|Thanks for your patience!|
Earlier this month, I talked about this goal, and the deadline today, and I said “for a number of reasons, I’ve really struggled to publish posts this year…” but I didn’t name any of those reasons. Well, now I will.
First, there was the standard: Lack of time. When I get busy, I have to cut things, and the first to go is podcasting (and my podcast has suffered far more than this blog has), and then I cut out blogging, too. I’ve never been able to get as disciplined and organised as Roger Green, who prepares posts in advance, so when I get busy, I have nothing to fall back on.
All that aside, there was one HUGE reason I didn’t blog as much this year: The New Zealand Election. June, July, August and September were the most active months of the campaign, and they were also among my least productive for blogging. I talked a bit about that at the end of September:
For all of April onwards, I was involved in this year’s failed Labour campaign. During that time, I mostly avoided saying what I really thought about a great many political things because I didn’t want to say anything that ran counter to the campaign narrative or that undermined it. Sure, I was also very busy during that time, too, but the main reason for my withdrawal from commentary on political issues was self-censorship.There was one more factor that led me to pull back: The Labour Party slogan, “Vote Positive”. I noticed that every time a Labour supporter criticised the National Party or John Key—however mildly it might be—some Tory inevitably responded with “So! Where’s your ‘Vote Positive’ NOW, hm?!” and I frankly got sick of it. The fact is, National Party activists wanted exactly what they got—Labour supports not criticising National or Key—because they didn’t want their many negatives to be highlighted.
It was only after the election that I realised I’d fallen for a Tory campaign tactic by refraining from criticism. I wish I’d remembered that there’s actually a difference between honest criticism and mindless partisan attack.
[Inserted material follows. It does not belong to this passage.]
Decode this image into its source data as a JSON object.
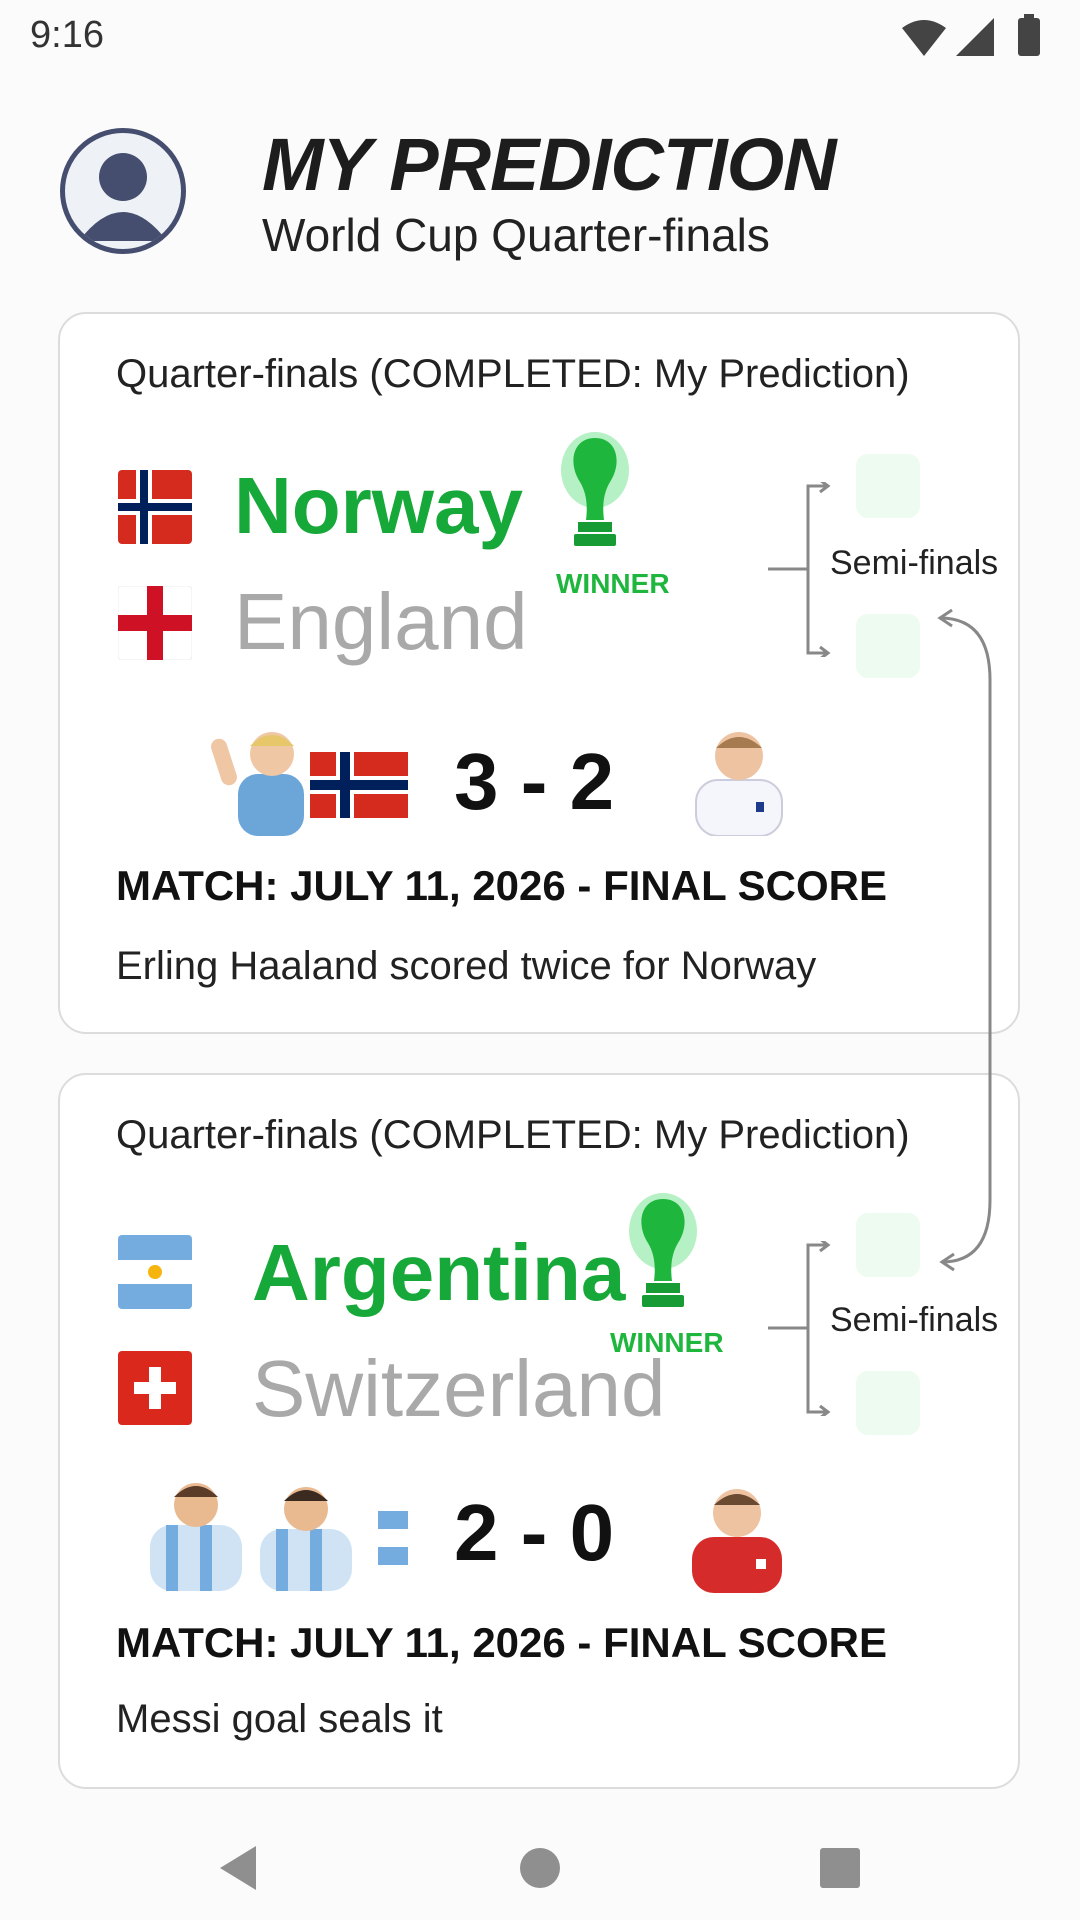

Moreover, such criticism doesn't have to be negative, and it’s not automatically negative merely because it’s criticism.
For example, in one post I mentioned how rude and boorish National’s Jonathan Coleman was in candidate meetings. There were plenty of other things he did that merely reinforced how awful he was acting, and yet I never mentioned them because of my self-censorship. I could also have criticised National Party spokespeople and their spin, but I never did.
Instead, I talked about Labour policy in the hope that would somehow show by comparison how bad National was. Trouble is, nobody but political hacks actually read party policies, so not contrasting them with National was a dumb idea. Live and learn.
So, my lack of posts this year was partly due to a lack of time, but also due to a big dose of self-censorship. Next year should be far more normal.
This month is on track, then, to save my annual average. It’s already the month with the most blog posts (so far). The most-blogged record used to be held by December 2009; December is a big month for me in most years, actually.
But the effort this month was also a lot of work: Every post on the blog this month (and nearly all posts in the entire blog, actually) was finished just before I clicked “Publish”. I sometimes start them days before I publish, but the form that appears on this blog is always finished just before it’s published.
I mention that only because, as I said in that post earlier this month, I feel like it could look like I was padding out posts to meet my average, but there was really a bit more work involved than mere padding. Well, mostly…
In any event, I’m almost certain to make my annual average. To me, that’s a very good thing.